Now, four months after replacement surgery, her recovery has been slow and her leg is still weak, said Ms. Lafuente, who has sued DePuy.
“If I had not played an aggressive role, I think I would have had permanent damage” to muscle or bone, she said.
In May, the Food and Drug Administration ordered makers of all-metal hips to develop studies to determine how frequently the devices were failing and the implications for patients. But those studies are not likely to be completed for years, leaving specialists like Dr. Kwon to face a medical problem playing out in baffling ways.
For example, while some patients like Mr. Cartier with high blood levels of metallic debris show evidence of tissue damage, other patients with high levels appear fine.
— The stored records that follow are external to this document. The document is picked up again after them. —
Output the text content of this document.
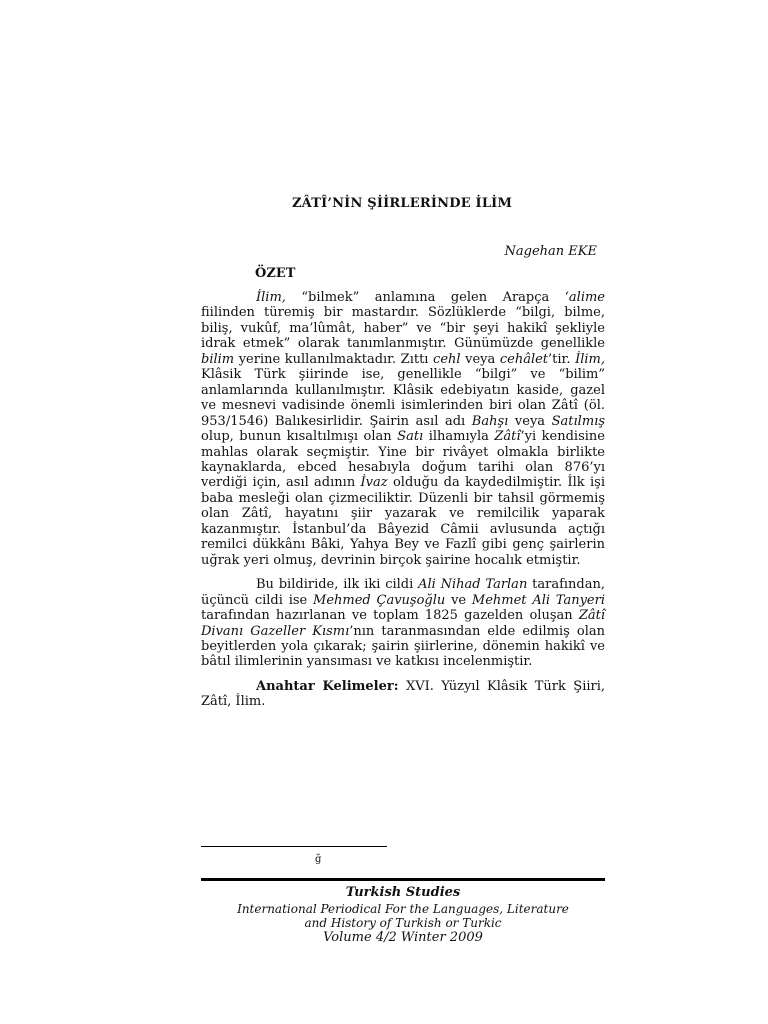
ZÂTÎ’NİN ŞİİRLERİNDE İLİM
Nagehan EKE
ÖZET

İlim, “bilmek” anlamına gelen Arapça ‘alime fiilinden türemiş bir mastardır. Sözlüklerde “bilgi, bilme, biliş, vukûf, ma’lûmât, haber” ve “bir şeyi hakikî şekliyle idrak etmek” olarak tanımlanmıştır. Günümüzde genellikle bilim yerine kullanılmaktadır. Zıttı cehl veya cehâlet’tir. İlim, Klâsik Türk şiirinde ise, genellikle “bilgi” ve “bilim” anlamlarında kullanılmıştır. Klâsik edebiyatın kaside, gazel ve mesnevi vadisinde önemli isimlerinden biri olan Zâtî (öl. 953/1546) Balıkesirlidir. Şairin asıl adı Bahşı veya Satılmış olup, bunun kısaltılmışı olan Satı ilhamıyla Zâtî’yi kendisine mahlas olarak seçmiştir. Yine bir rivâyet olmakla birlikte kaynaklarda, ebced hesabıyla doğum tarihi olan 876’yı verdiği için, asıl adının İvaz olduğu da kaydedilmiştir. İlk işi baba mesleği olan çizmeciliktir. Düzenli bir tahsil görmemiş olan Zâtî, hayatını şiir yazarak ve remilcilik yaparak kazanmıştır. İstanbul’da Bâyezid Câmii avlusunda açtığı remilci dükkânı Bâki, Yahya Bey ve Fazlî gibi genç şairlerin uğrak yeri olmuş, devrinin birçok şairine hocalık etmiştir.

Bu bildiride, ilk iki cildi Ali Nihad Tarlan tarafından, üçüncü cildi ise Mehmed Çavuşoğlu ve Mehmet Ali Tanyeri tarafından hazırlanan ve toplam 1825 gazelden oluşan Zâtî Divanı Gazeller Kısmı’nın taranmasından elde edilmiş olan beyitlerden yola çıkarak; şairin şiirlerine, dönemin hakikî ve bâtıl ilimlerinin yansıması ve katkısı incelenmiştir.

Anahtar Kelimeler: XVI. Yüzyıl Klâsik Türk Şiiri, Zâtî, İlim.

ğ
Turkish Studies
International Periodical For the Languages, Literature
and History of Turkish or Turkic
Volume 4/2 Winter 2009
Tissue damage is also occurring in some patients with low or normal metal blood levels and in some patients who are free of symptoms.
As for Mr. Cartier, Dr. Kwon is not done with him. Even before the recent operation to replace his right hip, the surgeon told him the metal hip joint on his left side would also have to be replaced.
“He told me, ‘I can’t guarantee that you are going to be one of those guys who come out as well as you went in,’ ” he said.